The players of the Miró have the kind of gorgeously integrated sound that musicians who have played together for years can achieve, yet throughout the concert their individual voices also spoke clearly and poetically. Each produces a sound of immediate appeal; in blending, their unusually evocative dynamic acuity and their telepathic sense of one another makes for a spellbinding experience.
Joshua Gindele's deep-violet cello sound launched the evening, the theme taken up by Daniel Ching's violin: Mr. Ching has the enviable gift of sustaining sweetness of tone in the highest register. William Fedkenheuer's violin (all evening) entwined so superbly with the other voices, whilst the dusty-rose contralto of John Largess's viola stood out even in the densest passages.
By the time the Adagio of the first quartet was reached, I felt I was in another world. The playing was so poignant: every note meant something, each voice reaching deeper and deeper into the realm of the spiritual. The stress and the feelings of hopelessness which can come to fill our daily lives was washed clean by the pure beauty of what we were hearing. This is the power of great music, played by great musicians.
A spectacular, sustained trill from Mr. Ching marked the transition to the climactic Thème russe where the striking virtuosity of each player combined in a whirlwind of musical magic. By this point, I was feeling elated. Strangely - and this has sometimes happened to be before at dance, operatic, or symphonic performances - part of me wanted to leave and carry this perfect performance away with me.

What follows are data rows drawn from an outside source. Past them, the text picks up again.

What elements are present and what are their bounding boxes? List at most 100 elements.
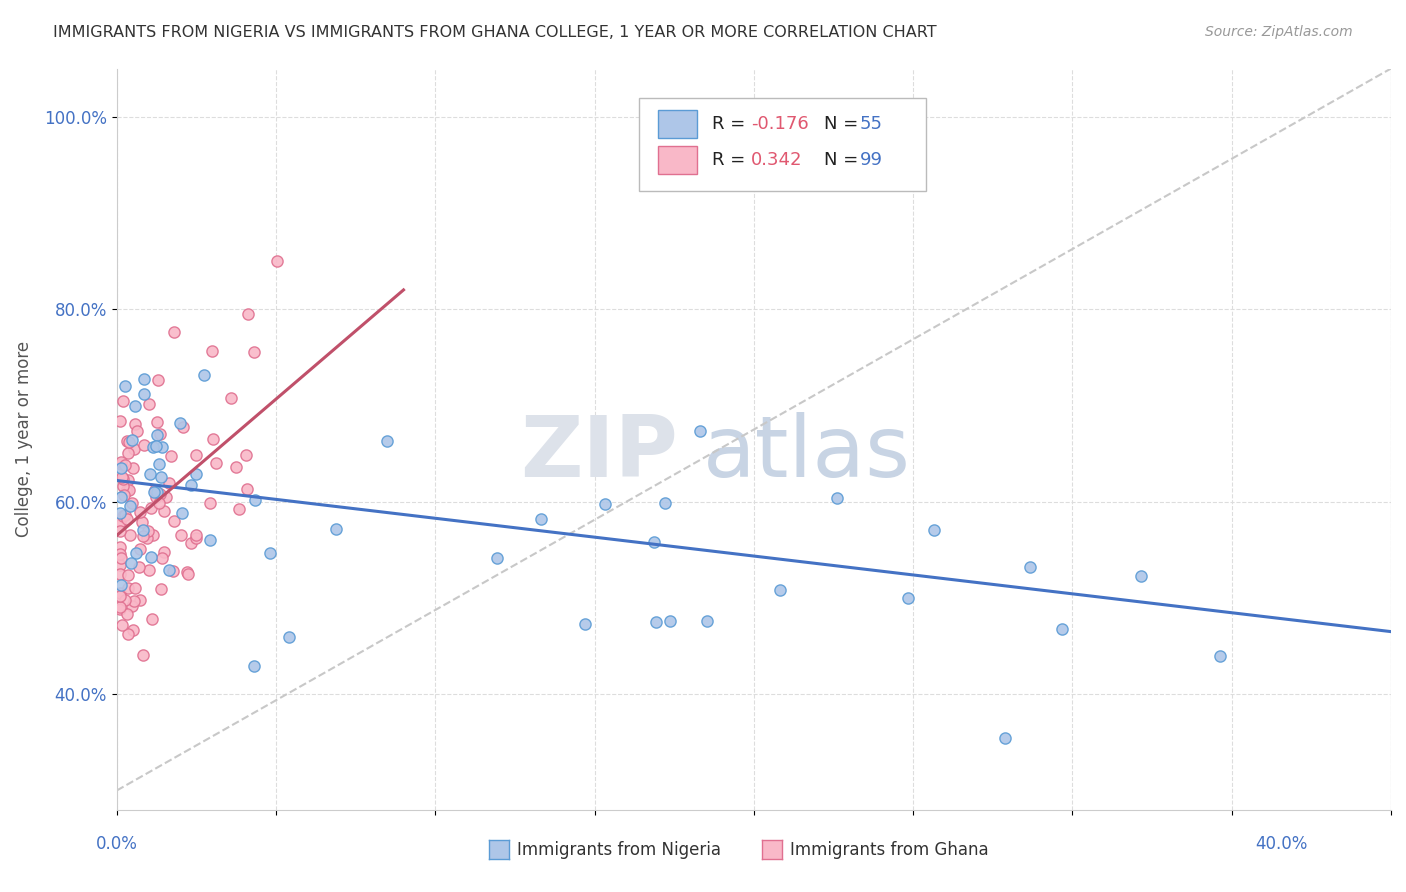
Point [108,589,131,603]
Point [131,515,153,529]
Point [243,658,266,673]
Point [377,434,399,448]
Point [186,467,208,482]
Point [150,470,173,484]
Point [112,487,135,501]
Point [120,528,142,542]
Point [897,591,920,605]
Point [163,325,186,339]
Point [110,460,132,475]
Point [115,484,138,499]
Point [228,501,250,516]
Point [243,492,266,507]
Point [110,600,132,615]
Point [145,427,167,442]
Point [163,514,186,528]
Point [110,490,132,504]
Text: IMMIGRANTS FROM NIGERIA VS IMMIGRANTS FROM GHANA COLLEGE, 1 YEAR OR MORE CORRELA: IMMIGRANTS FROM NIGERIA VS IMMIGRANTS FR… [53,25,936,40]
Point [111,618,134,632]
Point [825,491,848,505]
Text: N =: N = [824,151,865,169]
Point [235,482,257,496]
Point [198,533,221,547]
Point [1050,622,1073,636]
Point [643,534,665,549]
Point [121,433,143,447]
Text: 40.0%: 40.0% [1256,835,1308,853]
Point [186,528,208,542]
Point [180,478,202,492]
Text: Immigrants from Nigeria: Immigrants from Nigeria [517,841,721,859]
Point [1209,648,1232,663]
Point [658,614,681,628]
Point [117,446,139,460]
Point [530,512,553,526]
Point [266,254,288,268]
Point [124,581,146,595]
Point [148,496,170,510]
Text: -0.176: -0.176 [751,115,808,133]
Point [114,458,136,472]
Point [108,558,131,572]
Point [110,455,132,469]
Point [115,607,138,621]
Point [114,378,136,392]
Point [149,427,172,442]
Point [108,566,131,581]
Point [180,536,202,550]
Text: ZIP: ZIP [520,412,678,495]
Point [486,551,509,566]
Point [118,499,141,513]
Point [117,581,139,595]
Point [153,545,176,559]
Point [259,546,281,560]
Text: 55: 55 [859,115,883,133]
Point [170,527,193,541]
Point [149,486,172,500]
Point [111,472,134,486]
Point [125,547,148,561]
Point [176,566,198,580]
Point [122,624,145,638]
Text: N =: N = [824,115,865,133]
FancyBboxPatch shape [658,145,696,174]
Point [138,563,160,577]
Point [115,434,138,449]
Point [108,515,131,529]
Point [132,523,155,537]
Point [141,500,163,515]
FancyBboxPatch shape [658,110,696,138]
Point [184,531,207,545]
Point [593,497,616,511]
Point [131,529,153,543]
Point [121,599,143,613]
Point [141,549,163,564]
Point [108,586,131,600]
Point [654,496,676,510]
Point [114,508,136,522]
Point [148,457,170,471]
Point [132,387,155,401]
Point [142,528,165,542]
Point [110,551,132,566]
Point [139,467,162,481]
Point [141,612,163,626]
Point [108,506,131,520]
Point [129,505,152,519]
Point [152,440,174,454]
Point [117,568,139,582]
Point [114,592,136,607]
Point [145,490,167,504]
Point [143,483,166,497]
Point [924,523,946,537]
Point [115,483,138,497]
Text: R =: R = [711,115,751,133]
Point [219,391,242,405]
Point [243,345,266,359]
Point [184,449,207,463]
Text: R =: R = [711,151,751,169]
Point [994,731,1017,745]
Point [146,415,169,429]
Point [157,475,180,490]
Point [117,627,139,641]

But good sense prevailed, and after the interval, the same remarkably high level of musicianship was maintained. The first movement of the second (E-minor) quartet was filled with subtle nuance; the opening of the ensuing Adagio molto had a paradoxical mixture of calm and passion, and this led to some exquisitely expressive playing from Mr. Ching. In an odd moment of musical déjà vu, a passionate downward rush of notes gave me momentary pause: where have I heard this before? Ah, the Suicidio from LA GIOCONDA...might Ponchielli have done a bit of borrowing?
No time to ponder that, as the music moved onward; a last downhill progression is passed from violin to violin2 to viola, to cello as the movement comes to an end. A dance-like Allegretto is next, and Beethoven keeps us dancing with sprightly vigor for the concluding Presto. Again, Mr. Ching dazzles us. And suddenly, what had seemed rather stately in its swiftness swings into double-time for a terrific finish.
For the third quartet, I stopped taking notes. What more could be said anyway? I wanted to just let the music happen. And so, as it progressed, I found myself thoroughly immersed in both the technical and emotive qualities of the playing. I was feeling so very thankful to have been there to experience these four wonderful artists performing in a state of grace. You can't ask more of music, or of musicians. As Mr. Largess reeled of the high-speed opening passage of the final Allegro molto, all was light and reassurance.
The concerts presented by Chamber Music Society continue to inspire and to provide a tonic for the weary soul. After a concert like this evening's, I feel certain we don't need drugs, drink, or religion; we just need great music.
I was touched by the dedicatory paragraph in tonight's Playbill:
"It is with love and a profound sense of gratitude that we dedicate The Beethoven Cycle to the memory of our extraordinary friend Jane Kitselman." How I wish I could have met this patroness of the arts: I feel certain we are kindred spirits.
On a final note, another quote from John Largess's program note:
"Reportedly, at the first performance of the Quartet in F-minor, Beethoven's audience laughed and was convinced that he was playing a trick on them..."Surely you do not consider this music?" asked one bemused listener. "Not for you," replied the confident composer, "but for a later age."